解大哐又笑了,一邊笑一邊搖頭說:“所以我才說你一點長進都沒有,今天我就給你上上課,告訴你怎麼才能當一個讓人信服的大哥。首先第一條,無論自己混得多慘、有多落魄,都永遠別覺得自己低人一等,哪怕兜裏連一分錢都沒有了,和別人談判,也隻是合作,平等的合作!”
“這不用你教!我自己知道!”大齊沒好氣地說。
“哼嗬,你想跟我說,你之前和畢洪濤、和顧逸儒,都是平等的合作關係,從來沒低人一等嗎?”解大哐笑著問。
解大哐的這幾話顯然戳到了大齊的痛點。
雖然我們名義上是和顧逸儒合作,但實際上不管是自己人還是外人,誰都看得明明白白,我們就是在顧逸儒手底下混飯吃的,說得再難聽一點,我們就是顧逸儒養的狗,他打算讓我們去咬誰,我們就得乖乖去咬,不然要麼沒飯吃,要麼就得受罰。

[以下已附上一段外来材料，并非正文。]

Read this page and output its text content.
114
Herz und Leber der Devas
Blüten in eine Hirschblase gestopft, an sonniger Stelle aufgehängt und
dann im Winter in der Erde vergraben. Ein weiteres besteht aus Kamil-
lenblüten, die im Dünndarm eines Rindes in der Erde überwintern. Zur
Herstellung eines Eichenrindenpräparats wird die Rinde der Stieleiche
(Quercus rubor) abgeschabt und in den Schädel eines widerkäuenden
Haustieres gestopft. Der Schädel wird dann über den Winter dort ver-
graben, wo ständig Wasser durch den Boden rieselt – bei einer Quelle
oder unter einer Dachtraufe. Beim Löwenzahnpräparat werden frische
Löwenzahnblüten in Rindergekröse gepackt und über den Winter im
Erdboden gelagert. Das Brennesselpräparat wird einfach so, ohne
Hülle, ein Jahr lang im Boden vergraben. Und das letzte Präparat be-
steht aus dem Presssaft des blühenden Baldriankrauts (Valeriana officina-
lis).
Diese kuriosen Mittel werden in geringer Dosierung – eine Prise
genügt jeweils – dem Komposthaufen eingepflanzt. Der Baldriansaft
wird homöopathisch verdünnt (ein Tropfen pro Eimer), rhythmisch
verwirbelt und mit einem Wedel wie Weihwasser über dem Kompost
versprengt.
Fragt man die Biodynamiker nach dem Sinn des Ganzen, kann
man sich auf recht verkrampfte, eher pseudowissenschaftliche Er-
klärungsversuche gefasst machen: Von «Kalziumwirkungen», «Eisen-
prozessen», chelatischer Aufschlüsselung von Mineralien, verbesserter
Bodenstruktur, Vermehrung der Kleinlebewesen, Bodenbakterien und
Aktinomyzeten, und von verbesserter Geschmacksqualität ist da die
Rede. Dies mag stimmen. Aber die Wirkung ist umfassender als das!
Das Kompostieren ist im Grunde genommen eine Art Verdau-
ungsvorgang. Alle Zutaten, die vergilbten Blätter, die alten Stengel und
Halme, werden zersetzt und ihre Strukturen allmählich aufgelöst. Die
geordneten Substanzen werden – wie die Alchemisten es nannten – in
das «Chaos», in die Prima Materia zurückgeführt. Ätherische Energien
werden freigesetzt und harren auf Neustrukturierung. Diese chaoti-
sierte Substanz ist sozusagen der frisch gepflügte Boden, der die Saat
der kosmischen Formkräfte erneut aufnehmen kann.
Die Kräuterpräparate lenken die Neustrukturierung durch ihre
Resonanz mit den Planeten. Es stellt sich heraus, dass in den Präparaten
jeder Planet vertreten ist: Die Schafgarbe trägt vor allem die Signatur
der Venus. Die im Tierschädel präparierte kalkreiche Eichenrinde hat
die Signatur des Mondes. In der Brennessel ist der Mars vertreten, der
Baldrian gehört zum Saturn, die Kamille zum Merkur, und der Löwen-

“在我看來,那就是平等合作的關係,我不管其他人怎麼看!”大齊嘴硬地說。
“隨便,你願意說那確實是你的事,我隻是把我要說的先都說明白了。”解大哐笑著說完這句,隨後便嚴肅起來,眼神甚至有些陰森,他就用這可怕的眼神看著大齊說:“既然大家都是落難的,那要不要合作一把,翻個身,殺回嘉林去?!”
“你說合作就是合作了?在外人看來,我還不是和顧逸儒那時候一樣,就是你身邊的一條狗?而且這條狗當得還挺窩囊的,我手被你砍了,回頭還屁顛屁顛地跑到你麵前討飯吃,你讓道上的兄弟怎麼看我?”大齊反問說。
“你想要名,對吧?”解大哐問。
“也可以這麼說!”大齊點頭承認道。
“好!我給你這個名!咱倆合作,就從這邊幹一票,等起了勢,咱們殺回去,把他們欠咱們的都拿回來!到時候我認你當大哥,我給你幹小弟,給你做二把手!不是我砍了你的手,還讓你到我麵前搖尾乞憐,是我被人卸了腿,跪在你麵前求你幫我報仇!”
說著,解大哐用力一撐椅背,從椅子上站了起來。而就在他站起來的同時,左邊的小腿也褲管裏咣當一聲滑落到在了地上——那竟是一條木頭做的假腿!